On Muppets, Community, and the magic that is Together Again

September 9, 2016

lisa hammershaimb

Disclaimer: This post was written initially as a reflection piece for Athabasca University 806: Doctoral Research Seminar. 

Growing up as a child of the 1980’s, I was a massive fan of The Muppets. The Muppet movies from that era (in good old VHS complete with fuzzy bits) were on repeat and I could (and actually still can) recite almost verbatim most of the dialogue. Though this personal eccentricity seems like it has no relevance to Lisa-of-2016-as-a Doctoral-Student, tonight during our bi-weekly 806 check-in, the Muppets were very much on my mind and I think might still have much to teach us about life in general and this doctoral process in particular.

As a bit of quick background, in the third movie, The Muppets Take Manhattan, the Muppet troupe endeavors to “take Manhattan”, break into Broadway and become rich and famous. They quickly realize Manhattan is a tough city and are forced to split up and go their own ways.

But (as shown in a very creative 1980s montage) each individual never quite makes it on his or her own without the wider community.  When all seems lost, through a series of miraculous events, Kermit finds a way to fund the show and everyone comes from far and near to help out. Together they finally create the Broadway blockbuster they had always hoped for. The show opens with the song Together Again and each character takes their turn singing about how amazing it is to in fact be “together again,” reunited once more because, “no feeling feels like the feeling of…together again.”
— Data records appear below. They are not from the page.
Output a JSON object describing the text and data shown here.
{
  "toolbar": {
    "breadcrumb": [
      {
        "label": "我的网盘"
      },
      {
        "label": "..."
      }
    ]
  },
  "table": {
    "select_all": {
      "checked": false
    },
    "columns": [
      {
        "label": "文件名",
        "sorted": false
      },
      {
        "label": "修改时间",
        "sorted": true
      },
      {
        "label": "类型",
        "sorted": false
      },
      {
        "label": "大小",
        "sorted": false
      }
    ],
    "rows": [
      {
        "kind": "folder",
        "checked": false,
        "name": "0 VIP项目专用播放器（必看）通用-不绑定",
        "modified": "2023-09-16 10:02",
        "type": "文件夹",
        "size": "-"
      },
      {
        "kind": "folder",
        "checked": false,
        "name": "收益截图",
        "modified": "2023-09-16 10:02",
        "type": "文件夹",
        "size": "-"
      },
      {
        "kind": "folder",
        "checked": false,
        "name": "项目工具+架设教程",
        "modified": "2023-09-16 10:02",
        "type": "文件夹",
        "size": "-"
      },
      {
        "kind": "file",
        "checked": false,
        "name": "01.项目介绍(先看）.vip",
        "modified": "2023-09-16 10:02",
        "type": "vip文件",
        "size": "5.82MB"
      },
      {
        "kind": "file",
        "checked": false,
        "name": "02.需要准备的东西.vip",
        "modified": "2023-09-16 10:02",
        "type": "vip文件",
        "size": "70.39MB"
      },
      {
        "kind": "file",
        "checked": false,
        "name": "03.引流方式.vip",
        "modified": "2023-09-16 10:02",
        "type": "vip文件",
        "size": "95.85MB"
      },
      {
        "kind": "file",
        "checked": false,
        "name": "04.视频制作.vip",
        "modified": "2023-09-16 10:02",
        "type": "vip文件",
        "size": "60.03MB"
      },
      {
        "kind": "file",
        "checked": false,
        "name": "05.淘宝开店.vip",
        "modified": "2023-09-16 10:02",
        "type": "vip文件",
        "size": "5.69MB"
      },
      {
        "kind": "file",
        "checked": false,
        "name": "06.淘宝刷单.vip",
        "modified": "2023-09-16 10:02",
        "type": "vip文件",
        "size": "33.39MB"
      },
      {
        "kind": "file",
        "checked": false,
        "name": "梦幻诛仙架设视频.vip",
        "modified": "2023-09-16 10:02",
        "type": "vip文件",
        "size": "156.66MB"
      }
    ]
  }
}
Tonight as each person was checking in and sharing their summer story I realized afresh how thankful I am that I get to go on this journey with a small group of fellow misfits and how amazing it feels to indeed be “together again” in 806.

I think my supervisor’s great but…there’s just something about getting back into a routine (however loose) with others that are familiar-like-family that feels refreshing because I can let the community carry part of the load that is being a doctoral student. It feels a bit like the exhale of a breadth I’ve been holding for way too long.

During our meeting, each person shared some variation of “I wanted my summer to be about ________ but then life happened and I discovered ________. But now that I’m back I am ready to get serious again about _________.”

I get it.

Me too.

I wanted my summer to be about me writing the perfect proposal (complete with my supervisor weeping) and then getting unconditionally passed by my committee. But then life happened and I discovered the world of art and design education is exponentially more complex than I realized and I will not change an entire system with 200 parsimonious pages…my research will just create a space where people can connect—where fear can be diffused and this is enough. Now that I’m back I am ready to get serious again about doing the work that is mine alone.

When I was a kid, I always wondered how the Muppets felt living in a world that was largely populated with humans. They certainly seemed to know what to do to get by and yet…I wondered how it felt to live in the tension of being just a little bit different.

In many ways I think we as students on this doctoral journey are all a bit like Muppets because we all must know what to do to survive in the day-to-day world of work and family and neighborhood and yet…under it all we also have a constant awareness that there are things that are ours to do that are decidedly unlike most of the people we meet. We’re a little bit different. I know in my life that’s been an underlying tension I’ve felt since starting the program three years ago.

While I have no doubt we could all be solo superheroes, I think there may actually be something to the power of “together” and particularly…“together again.”

And indeed…no feeling feels like the feeling of…together again (in 806).